Après le décès du père d’un jeune homme interpellé à Parakou alors qu’il plaidait pour sa prise en charge médicale, Nourou Dine Saka Saley hausse le ton. Dans une déclaration adressée au président de la République, il appelle à une décision urgente pour garantir l’accès à la dialyse aux personnes souffrant d’insuffisance rénale.
Le drame de Parakou ravive le débat sur la prise en charge des personnes souffrant d’insuffisance rénale au Bénin. Nourou Dine Saka Saley interpelle directement le président de la République, Romuald Wadagni, après le décès du père d’un jeune homme qui avait sollicité de l’aide pour financer ses séances de dialyse.
En effet, dans sa déclaration, l’ancien responsable politique dit avoir été « apaisé à moitié » après avoir appris que les services du chef de l’État avaient contacté le jeune homme.
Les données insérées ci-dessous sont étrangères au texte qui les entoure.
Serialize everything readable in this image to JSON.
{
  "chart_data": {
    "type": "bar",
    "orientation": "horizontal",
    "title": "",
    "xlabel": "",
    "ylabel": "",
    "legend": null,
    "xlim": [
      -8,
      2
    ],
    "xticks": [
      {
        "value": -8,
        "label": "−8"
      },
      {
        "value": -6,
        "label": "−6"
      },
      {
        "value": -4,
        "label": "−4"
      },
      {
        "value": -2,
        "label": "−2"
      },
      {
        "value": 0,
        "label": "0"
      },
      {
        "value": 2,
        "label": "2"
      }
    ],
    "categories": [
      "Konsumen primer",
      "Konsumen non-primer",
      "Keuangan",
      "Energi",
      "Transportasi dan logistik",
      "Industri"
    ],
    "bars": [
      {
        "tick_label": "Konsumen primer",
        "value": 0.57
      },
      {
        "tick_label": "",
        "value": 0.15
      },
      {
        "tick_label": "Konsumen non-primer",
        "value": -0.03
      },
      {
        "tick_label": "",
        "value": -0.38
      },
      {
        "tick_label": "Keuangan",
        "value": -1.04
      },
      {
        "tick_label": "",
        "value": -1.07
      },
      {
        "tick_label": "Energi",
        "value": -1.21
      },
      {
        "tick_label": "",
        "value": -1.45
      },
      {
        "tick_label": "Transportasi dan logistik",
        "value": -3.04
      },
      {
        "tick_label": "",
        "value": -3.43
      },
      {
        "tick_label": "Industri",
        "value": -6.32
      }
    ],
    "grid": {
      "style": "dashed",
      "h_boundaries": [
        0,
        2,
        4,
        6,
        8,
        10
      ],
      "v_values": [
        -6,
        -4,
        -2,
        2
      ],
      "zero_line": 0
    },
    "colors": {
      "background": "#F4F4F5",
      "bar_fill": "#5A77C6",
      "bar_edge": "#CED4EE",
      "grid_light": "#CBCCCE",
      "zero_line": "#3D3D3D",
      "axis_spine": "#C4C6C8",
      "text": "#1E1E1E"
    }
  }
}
Pour lui, une intervention personnelle du président aurait davantage traduit une véritable compassion et surtout une volonté d’assumer une responsabilité face à cette situation. Saka Saley dénonce surtout la multiplication des appels à l’aide lancés sur les réseaux sociaux par des malades et leurs familles. Selon lui, l’insuffisance rénale est devenue l’un des maux les plus médiatisés du quotidien béninois, notamment parce que les malades sont contraints de solliciter la solidarité populaire pour poursuivre leurs traitements. Il estime que cette situation ne peut plus être durablement supportée par les familles et les personnes de bonne volonté. « Un jour de plus a un coût », rappelle-t-il, soulignant que le nombre de personnes concernées semble augmenter.
Un appel à une décision présidentielle
Pour l’auteur de la déclaration, l’État doit reprendre toute sa responsabilité dans la prise en charge de la dialyse. Il demande au chef de l’État de « supprimer toutes les barrières » à l’accès aux soins pour les patients qui en ont besoin. Saka Saley rappelle également l’existence, avant 2016, de mesures sociales d’accompagnement des dialysés et regrette leur suppression. Il invite ainsi le gouvernement à mettre en place un mécanisme durable de financement, auquel les citoyens pourraient contribuer solidairement.
Au-delà de toute considération politique, il place cette revendication sous le signe du « caractère sacré de la vie ». Pour lui, aucune politique publique ne saurait être plus importante que la préservation de la vie des citoyens.